Opinión

La corrupción más dolorosa

    
1
   

   

Corrupción

Dos alumnos de la Universidad Autónoma del Estado de México: uno es acusado de copiar en un examen semestral en su carrera, otra es una alumna modelo. El primero está en la antesala de un comité de maestros para resolver su situación ante la deshonestidad académica; la segunda está repartiendo currículos en varias empresas para abrirse un camino ahora en su carrera laboral.

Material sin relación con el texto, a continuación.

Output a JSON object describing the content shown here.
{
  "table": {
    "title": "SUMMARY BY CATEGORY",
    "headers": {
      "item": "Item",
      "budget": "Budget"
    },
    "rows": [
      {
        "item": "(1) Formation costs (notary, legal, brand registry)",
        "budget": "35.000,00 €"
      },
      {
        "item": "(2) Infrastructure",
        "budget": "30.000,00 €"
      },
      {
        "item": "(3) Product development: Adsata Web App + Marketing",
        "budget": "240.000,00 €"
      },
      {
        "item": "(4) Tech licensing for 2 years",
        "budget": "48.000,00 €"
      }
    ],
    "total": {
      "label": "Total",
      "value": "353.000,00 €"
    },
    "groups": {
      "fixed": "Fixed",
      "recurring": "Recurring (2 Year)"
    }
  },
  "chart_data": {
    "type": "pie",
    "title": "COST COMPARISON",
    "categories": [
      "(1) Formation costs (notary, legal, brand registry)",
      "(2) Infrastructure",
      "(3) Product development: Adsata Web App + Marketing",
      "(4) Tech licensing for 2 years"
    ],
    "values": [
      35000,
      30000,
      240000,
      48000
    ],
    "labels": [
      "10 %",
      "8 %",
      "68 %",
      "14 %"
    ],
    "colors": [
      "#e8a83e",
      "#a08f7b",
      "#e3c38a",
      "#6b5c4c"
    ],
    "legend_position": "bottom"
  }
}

Ayer, ambos leyeron en el portal animalpolitico.com un reportaje titulado #LaEstafaMaestra. Se trata de una investigación periodística que desvela la manera en la que el gobierno federal utiliza instituciones educativas para triangular operaciones ilegales y así desviar dinero.

Ocho involucradas. La Universidad Autónoma del Estado de México, una de ellas. El exrector Jorge Olvera García y el director del Fondo de Fomento y Desarrollo de la Investigación Científica y Tecnológica (Fondict-UAEM), Erick Herzaín Torres Mulhia, son dos de los personajes implicados en otorgar 'contratos' a empresas fantasma y ser parte del desvío de más de siete mil 600 millones de pesos.

¿Qué significa que se manchen nuestras instituciones educativas? ¿Con qué autoridad moral una universidad podría pedirle a un alumno que no plagie un trabajo, si es capaz de participar en un fraude millonario? ¿Dónde queda el prestigio educativo de una institución donde una alumna ha hecho su carrera con honores? ¿Cómo explicarle a un grupo de maestros que orgullosamente llegan a las aulas a impartir su clase, que el rector desvió dinero del erario?

Estamos ante uno de los casos más dolorosos de corrupción, no tanto por los políticos relacionados, de los que nada bueno se espera, sino porque esta investigación nos muestra a un gobierno que ha rebasado los límites, que no distingue ni discrimina cuando se trata de enriquecerse vorazmente.

#LaEstafaMaestra dibuja la forma en que el gobierno convierte a las universidades en paraísos fiscales. ¿Para qué recurrir a cuentas en islas remotas si el Instituto Técnico Superior de Comalcalco puede hacer el trabajo?

La investigación de Animal Político y Mexicanos Contra la Corrupción y la Impunidad es el seguimiento de cómo hizo el gobierno federal para desviar más de siete mil millones de pesos por medio de universidades estatales, escuelas a las que usó para triangular el dinero que no se sabe dónde quedó.

La UAEM es sólo una, quizá la de mayor tamaño, pero en la lista de la perversión del ámbito educativo están la Autónoma de Morelos, la Autónoma del Carmen, la Universidad Popular de la Chontalpa, la Universidad Juárez Autónoma de Tabasco, la Universidad Politécnica del Golfo de México, el Instituto Técnico Superior de Comalcalco y la Universidad Tecnológica de Tabasco. Todas, de las escuelas de nivel superior más importantes en esas entidades.

¿Hasta dónde puede llegar la ambición de un gobierno al que no le importa no sólo usar el dinero destinado a los más pobres del país, sino además manchar la reputación de instituciones con más de un siglo de tradición, como la que se ubica en Campeche?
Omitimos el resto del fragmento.